In Chapter Five, “Culture and Place,” Abu Maizar discusses his intellectual beginnings: “We read neither the Torah nor the Gospels, nor anything related to our Zionist enemy, because reading about Israel or even listening to Israeli radio was forbidden. We read about the founder of the Zionist movement Theodor Herzl and his pamphlet The Jewish State, but until 1975 it was next to impossible to find anyone who had read it in Arabic”. He also touches on Palestinian personages who were role models at the time, such as Bahjat Abu Gharbiyeh, Jamil Abu Maizar, Tawfiq Abu al-Saud, Bishop Jacobs, Abdullah Na'was and Abdullah Rimawi. 

The sixth chapter, “al-Ba’ath,” recalls the crystallization of political awareness that led to him to join the Ba’ath party.

Fatah after the Ba’ath

Chapter Seven, “Cairo,” describes a 1959 Cairo meeting with principal Ba’athist thinker Michel Aflaq, his relationship with the Ba’athists and the Arab nationalist movement, and his acquaintance in Paris with influential Syrian Ba’athist Akram al-Hourani.

In Chapter Eight, “A New Phase,” Abu Maizar recollects the Second Arab - Israeli war or “tripartite aggression” against Egypt and his role in the Palestinian Students Association as a Ba’athist student representative, expounding on the absence, in those days, of any importance being accorded to ethnic or sectarian affiliation.

In Chapter Nine, “Fatah after the Ba’ath,” Abu Maizar indicates that he left the Ba’ath because he was against Syrian secession from Egypt, as supported by Ba’athists Akram al-Hourani and Salah al-Din Bitar, and because he felt abandoned by the Ba’ath leadership when Libyan authorities accused him of plotting a coup against the Kingdom.
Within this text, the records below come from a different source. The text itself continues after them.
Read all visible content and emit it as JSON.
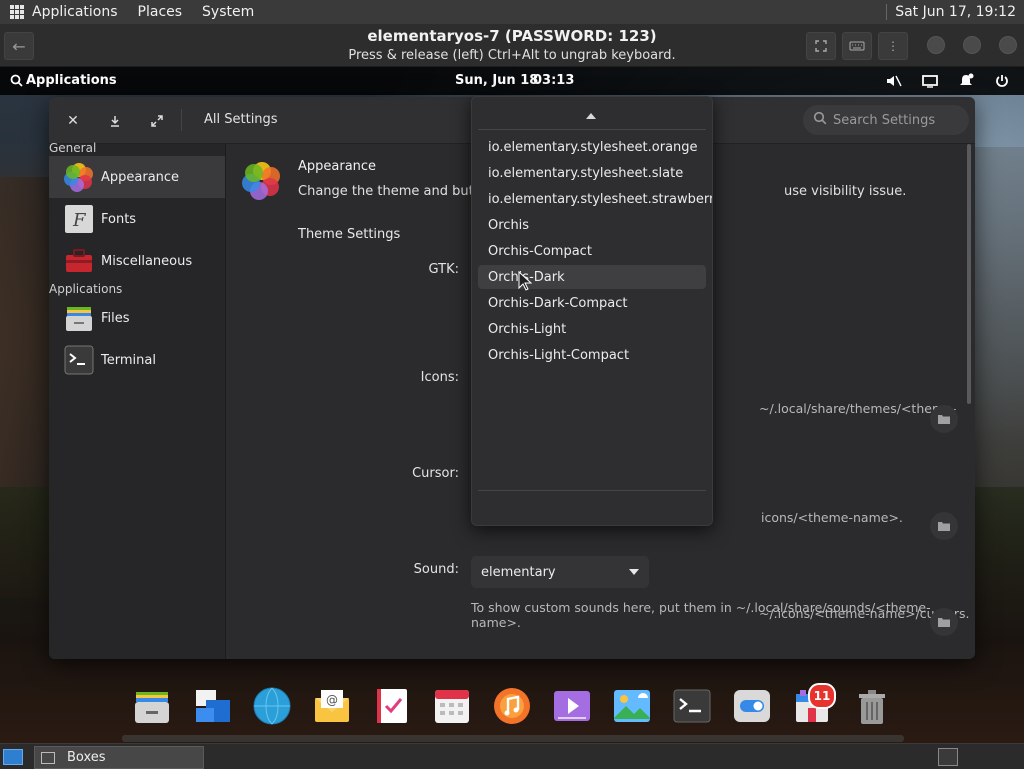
{
  "host_panel": {
    "menus": [
      "Applications",
      "Places",
      "System"
    ],
    "clock": "Sat Jun 17, 19:12"
  },
  "vm_header": {
    "title": "elementaryos-7 (PASSWORD: 123)",
    "subtitle": "Press & release (left) Ctrl+Alt to ungrab keyboard."
  },
  "wingpanel": {
    "apps_label": "Applications",
    "date": "Sun, Jun 18",
    "time": "03:13",
    "indicators": [
      "sound-muted-icon",
      "display-icon",
      "notifications-icon",
      "power-icon"
    ]
  },
  "settings": {
    "all_settings_label": "All Settings",
    "search_placeholder": "Search Settings",
    "sidebar": {
      "categories": [
        "General",
        "Applications"
      ],
      "general_items": [
        {
          "label": "Appearance",
          "icon": "appearance-icon",
          "active": true
        },
        {
          "label": "Fonts",
          "icon": "fonts-icon"
        },
        {
          "label": "Miscellaneous",
          "icon": "toolbox-icon"
        }
      ],
      "application_items": [
        {
          "label": "Files",
          "icon": "files-icon"
        },
        {
          "label": "Terminal",
          "icon": "terminal-icon"
        }
      ]
    },
    "content": {
      "title": "Appearance",
      "description_left": "Change the theme and button l",
      "description_right": "use visibility issue.",
      "section": "Theme Settings",
      "gtk_label": "GTK:",
      "gtk_hint": "~/.local/share/themes/<theme-",
      "icons_label": "Icons:",
      "icons_hint": "icons/<theme-name>.",
      "cursor_label": "Cursor:",
      "cursor_hint": "~/.icons/<theme-name>/cursors.",
      "sound_label": "Sound:",
      "sound_value": "elementary",
      "sound_hint_1": "To show custom sounds here, put them in ~/.local/share/sounds/<theme-",
      "sound_hint_2": "name>."
    },
    "popup_options": [
      "io.elementary.stylesheet.orange",
      "io.elementary.stylesheet.slate",
      "io.elementary.stylesheet.strawberry",
      "Orchis",
      "Orchis-Compact",
      "Orchis-Dark",
      "Orchis-Dark-Compact",
      "Orchis-Light",
      "Orchis-Light-Compact"
    ],
    "popup_hovered": "Orchis-Dark"
  },
  "dock": {
    "apps": [
      "files-app",
      "multitasking-view",
      "web-browser",
      "mail",
      "tasks",
      "calendar",
      "music",
      "videos",
      "photos",
      "terminal",
      "system-settings",
      "app-center",
      "trash"
    ],
    "app_center_badge": "11"
  },
  "host_taskbar": {
    "task_label": "Boxes"
  },
  "colors": {
    "accent": "#3f3f41",
    "badge": "#e8322e",
    "taskbar_blue": "#2f7fd1"
  }
}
Recalling that he first heard of Fatah from Fatah veteran leader Farouk Kaddoumi in Kuwait in 1962, he describes subsequently meeting with Yasser Arafat and joining Fatah.

Accounting Sentences

In Chapter Ten, “Accounting Sentences and Resurrection Notions,” Abu Maizar focuses on Mahmoud Abu al-Fakhr, a devout and respected man who had an interest in analyzing events of history through numerology and Quranic verse, extrapolating from phrasing and calculations to determine the exact hour and day (in 1974) of Israel’s downfall. Abu Maizar also recollects details of his relationship with Fatah from the 1962 emergence of its revolutionary structure in 1962 to the launch of armed struggle.

Chapter Eleven on “The Algerian Experience," Abu Maizar elaborates on Abu Maizar’s relationship with the Algerian revolution, the opening of Fatah offices in Algiers, and the positive Houari Boumediene’s coup had on Fatah’s relationship with Algerian authorities.
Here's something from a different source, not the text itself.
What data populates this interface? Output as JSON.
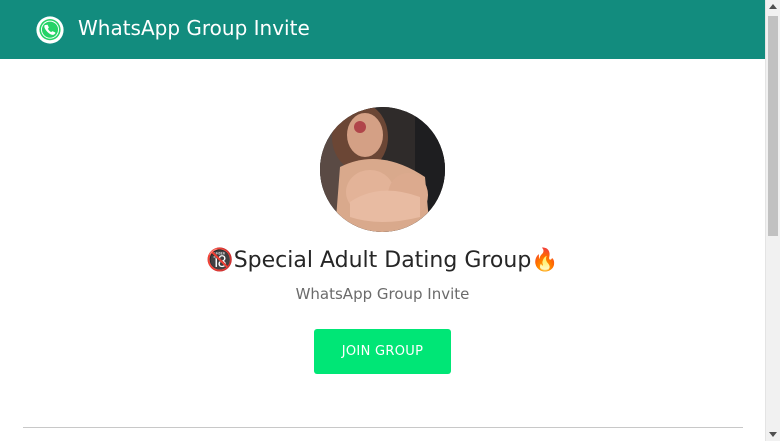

The move from Algeria to Damascus is recounted in Chapter Twelve, “Immersed in Palestinian Revolution”; in Damascus he assumed responsibility for the PLO’s relationship with Algeria, Iraq, and Syria. Forming the first PLO Central Committee, he led the effort to incorporate the “Authority Working in Support of the Palestinian Revolution” – known also as “Issam Sartawi’s faction” – within Fatah.

The thirteenth chapter, “Paris and a Secular Democratic State” describes Abu Maizar’s days in 1968 Paris amid the student revolutionary fervor that contributed to the founding of a new European left and its revolutionary conceptualization. Abu Maizar was the PLO’s first representative in Europe, and while in Paris he established an “Arab Committee for Palestine". In this chapter he discusses his drafting of the declaration of "the Palestinian Democratic State" and presenting it to Agence France Press, noting the controversial reference to "secularism" in the wording.

In the fourteenth and final chapter, Abu Maizar recalls "Returning to the Mashreq" with his 1969 departure from Paris, and then he details the September 1970 combat in Amman, noting his stance rejecting the foreign operations carried out by Wadih Haddad and the “Black September” faction, which led to the rushed exodus of Palestinian fighters from Jordan to Lebanon and to splits and defections occurring within Fatah. Finally, he recounts his 1972 involvement in the formation of the "Arab Front Participating in the Palestinian revolution" led by Lebanese Druse leader Kamal Jumblatt.